When it comes to defensive measures for avoiding overflow vulnerabilities, it turns out both platforms are worse than their ancient counterparts. In Solidity operations on integral types silently wrap-around by default in the event of an overflow. There is not even a compiler flag (at the time of writing) to treat overflow events as critical error— the equivalent of 10 year old “trapv” flag in GCC. At the processor level, EVM has no efficient mechanism for tracking overflow state or making decisions conditional on whether a recent computation resulted in overflow. There is nothing comparable to the x86 overflow flag and attendant condition branching instruction.

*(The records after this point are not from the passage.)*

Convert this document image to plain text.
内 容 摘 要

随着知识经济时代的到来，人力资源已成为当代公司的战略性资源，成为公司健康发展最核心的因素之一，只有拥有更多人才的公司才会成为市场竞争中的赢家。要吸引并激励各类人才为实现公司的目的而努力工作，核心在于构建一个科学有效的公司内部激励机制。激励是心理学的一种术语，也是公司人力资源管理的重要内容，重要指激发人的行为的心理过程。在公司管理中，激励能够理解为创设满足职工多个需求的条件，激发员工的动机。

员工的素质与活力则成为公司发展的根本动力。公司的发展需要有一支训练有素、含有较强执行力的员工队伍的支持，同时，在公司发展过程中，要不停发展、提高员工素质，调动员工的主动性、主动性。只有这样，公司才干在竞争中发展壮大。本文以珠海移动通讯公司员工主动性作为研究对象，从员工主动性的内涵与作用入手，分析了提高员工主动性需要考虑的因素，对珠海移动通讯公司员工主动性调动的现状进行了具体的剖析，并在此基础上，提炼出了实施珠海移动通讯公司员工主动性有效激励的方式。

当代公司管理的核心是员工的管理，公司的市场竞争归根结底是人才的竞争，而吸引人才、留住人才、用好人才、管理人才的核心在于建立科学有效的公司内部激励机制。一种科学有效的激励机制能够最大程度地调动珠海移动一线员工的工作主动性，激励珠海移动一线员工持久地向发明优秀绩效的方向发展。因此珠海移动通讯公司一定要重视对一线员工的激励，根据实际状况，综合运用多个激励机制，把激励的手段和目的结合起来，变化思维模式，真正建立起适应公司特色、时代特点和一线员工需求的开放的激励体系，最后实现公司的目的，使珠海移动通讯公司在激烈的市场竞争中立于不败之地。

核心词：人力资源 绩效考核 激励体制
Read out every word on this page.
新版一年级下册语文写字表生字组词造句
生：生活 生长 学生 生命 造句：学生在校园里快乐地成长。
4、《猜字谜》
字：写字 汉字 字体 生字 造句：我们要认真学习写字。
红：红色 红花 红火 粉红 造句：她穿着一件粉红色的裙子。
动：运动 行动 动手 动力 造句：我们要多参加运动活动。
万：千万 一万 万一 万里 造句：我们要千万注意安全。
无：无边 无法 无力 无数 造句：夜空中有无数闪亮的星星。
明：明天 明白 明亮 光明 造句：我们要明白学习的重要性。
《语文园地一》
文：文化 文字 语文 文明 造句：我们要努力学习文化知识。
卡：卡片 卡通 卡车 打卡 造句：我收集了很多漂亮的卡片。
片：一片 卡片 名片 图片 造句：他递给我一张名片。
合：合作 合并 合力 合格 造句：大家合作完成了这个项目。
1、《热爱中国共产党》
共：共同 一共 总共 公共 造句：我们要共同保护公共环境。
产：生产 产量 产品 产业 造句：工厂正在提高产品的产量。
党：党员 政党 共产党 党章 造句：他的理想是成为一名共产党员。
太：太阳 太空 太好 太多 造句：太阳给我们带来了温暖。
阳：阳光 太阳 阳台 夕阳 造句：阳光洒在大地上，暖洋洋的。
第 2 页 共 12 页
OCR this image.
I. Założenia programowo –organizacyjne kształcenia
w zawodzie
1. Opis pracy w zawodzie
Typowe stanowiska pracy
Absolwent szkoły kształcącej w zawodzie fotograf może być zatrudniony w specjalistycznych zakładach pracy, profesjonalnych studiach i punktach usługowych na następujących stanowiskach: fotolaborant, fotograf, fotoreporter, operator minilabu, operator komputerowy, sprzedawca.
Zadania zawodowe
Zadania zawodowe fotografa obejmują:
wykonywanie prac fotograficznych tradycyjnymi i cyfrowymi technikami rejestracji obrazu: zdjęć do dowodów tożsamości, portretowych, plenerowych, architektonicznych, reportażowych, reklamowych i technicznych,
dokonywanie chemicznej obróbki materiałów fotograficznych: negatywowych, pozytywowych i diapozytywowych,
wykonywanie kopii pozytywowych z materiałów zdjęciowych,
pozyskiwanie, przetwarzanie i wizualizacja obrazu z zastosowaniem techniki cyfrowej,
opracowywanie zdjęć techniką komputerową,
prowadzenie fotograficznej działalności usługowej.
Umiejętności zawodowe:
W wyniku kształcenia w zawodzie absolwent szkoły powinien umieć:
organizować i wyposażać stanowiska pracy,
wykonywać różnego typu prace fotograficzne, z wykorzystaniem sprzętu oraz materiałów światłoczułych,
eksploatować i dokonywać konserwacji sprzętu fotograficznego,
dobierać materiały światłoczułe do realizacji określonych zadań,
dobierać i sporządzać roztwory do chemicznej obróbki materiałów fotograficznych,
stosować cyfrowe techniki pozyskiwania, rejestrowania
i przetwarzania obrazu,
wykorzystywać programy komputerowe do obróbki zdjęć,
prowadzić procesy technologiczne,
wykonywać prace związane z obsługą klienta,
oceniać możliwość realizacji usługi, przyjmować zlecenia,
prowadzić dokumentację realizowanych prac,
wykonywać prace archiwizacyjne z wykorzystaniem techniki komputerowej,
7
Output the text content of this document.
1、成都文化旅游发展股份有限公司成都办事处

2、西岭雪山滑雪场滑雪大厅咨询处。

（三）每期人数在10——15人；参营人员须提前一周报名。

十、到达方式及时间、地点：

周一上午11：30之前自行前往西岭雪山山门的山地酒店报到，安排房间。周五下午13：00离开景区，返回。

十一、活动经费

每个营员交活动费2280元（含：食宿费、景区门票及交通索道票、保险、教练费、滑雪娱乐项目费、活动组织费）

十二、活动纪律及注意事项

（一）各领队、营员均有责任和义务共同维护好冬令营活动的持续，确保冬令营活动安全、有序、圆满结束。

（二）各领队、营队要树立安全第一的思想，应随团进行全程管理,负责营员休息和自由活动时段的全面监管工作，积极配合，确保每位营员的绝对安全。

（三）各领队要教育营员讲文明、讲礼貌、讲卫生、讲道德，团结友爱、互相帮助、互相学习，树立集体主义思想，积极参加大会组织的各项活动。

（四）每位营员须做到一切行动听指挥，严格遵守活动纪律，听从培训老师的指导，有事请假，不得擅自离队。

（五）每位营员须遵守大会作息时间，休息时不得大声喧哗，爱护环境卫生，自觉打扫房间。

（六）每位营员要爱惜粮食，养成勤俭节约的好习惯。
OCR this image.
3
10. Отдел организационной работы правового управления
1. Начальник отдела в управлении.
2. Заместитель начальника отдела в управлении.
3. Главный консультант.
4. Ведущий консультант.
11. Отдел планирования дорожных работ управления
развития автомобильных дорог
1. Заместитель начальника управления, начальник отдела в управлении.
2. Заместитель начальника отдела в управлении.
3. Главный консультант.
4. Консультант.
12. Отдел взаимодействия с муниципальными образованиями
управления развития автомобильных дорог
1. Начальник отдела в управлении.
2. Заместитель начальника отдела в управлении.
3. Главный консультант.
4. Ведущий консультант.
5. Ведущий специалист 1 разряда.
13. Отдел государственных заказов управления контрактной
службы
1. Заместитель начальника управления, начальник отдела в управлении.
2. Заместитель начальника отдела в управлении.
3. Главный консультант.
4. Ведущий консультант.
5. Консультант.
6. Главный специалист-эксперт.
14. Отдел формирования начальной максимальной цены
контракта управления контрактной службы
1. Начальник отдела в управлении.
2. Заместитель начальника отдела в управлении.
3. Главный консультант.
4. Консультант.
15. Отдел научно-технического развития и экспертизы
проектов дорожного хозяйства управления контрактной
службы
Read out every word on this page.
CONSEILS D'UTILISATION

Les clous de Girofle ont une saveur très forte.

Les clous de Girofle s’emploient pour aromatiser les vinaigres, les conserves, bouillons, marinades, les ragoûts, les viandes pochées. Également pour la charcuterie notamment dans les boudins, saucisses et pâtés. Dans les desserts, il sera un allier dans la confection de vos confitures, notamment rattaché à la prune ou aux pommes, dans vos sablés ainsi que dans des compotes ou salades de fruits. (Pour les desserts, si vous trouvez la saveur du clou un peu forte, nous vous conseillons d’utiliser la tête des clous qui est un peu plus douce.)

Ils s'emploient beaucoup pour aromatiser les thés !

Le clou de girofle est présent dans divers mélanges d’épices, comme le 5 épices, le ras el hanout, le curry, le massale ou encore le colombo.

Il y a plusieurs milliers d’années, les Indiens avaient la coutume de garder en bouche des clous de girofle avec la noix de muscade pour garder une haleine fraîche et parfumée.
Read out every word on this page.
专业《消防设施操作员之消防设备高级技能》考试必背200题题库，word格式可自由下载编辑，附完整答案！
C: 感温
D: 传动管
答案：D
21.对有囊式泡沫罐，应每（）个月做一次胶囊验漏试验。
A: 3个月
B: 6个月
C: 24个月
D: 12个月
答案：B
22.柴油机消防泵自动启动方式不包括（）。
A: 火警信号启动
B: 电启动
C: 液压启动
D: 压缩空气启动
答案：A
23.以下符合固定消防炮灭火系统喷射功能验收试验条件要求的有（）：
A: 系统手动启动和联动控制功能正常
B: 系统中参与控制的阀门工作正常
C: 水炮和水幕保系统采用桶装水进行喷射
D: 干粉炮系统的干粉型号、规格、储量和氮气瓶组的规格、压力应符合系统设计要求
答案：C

Strictly speaking this is not required; a compiler can synthesize overflow checks with existing EVM instructions, patterned after the kludges used for C. But intrinsic EVM support could have made it that much easier.

For historic perspective, the x86 architecture dates back to the 1970s. So does C, designed as a low-level systems programming language with the explicit goal of closely mirroring the underlying hardware. (C++ arrived on the scene in the early 1980s, adding object-oriented paradigms while continuing to pay homage to the efficiency requirements of C.) Ethereum started four decades later with a completely different use-case: programming smart-contracts on a blockchain, which is an extremely inefficient system for computation and where correctness matters far more than shaving a few virtual cycles. Likewise, Solidity as a language for writing smart-contracts started from a clean slate. Unlike C++ it did not inherit the baggage of having to support existing C code with assumptions about how integer arithmetic words. It’s a tribute to the short-term memory of computer science that a modern programming language designed with the singular purpose of building applications on a blockchain platform— where bugs can result in significant monetary losses— still ended up perpetuating an ancient vulnerability class.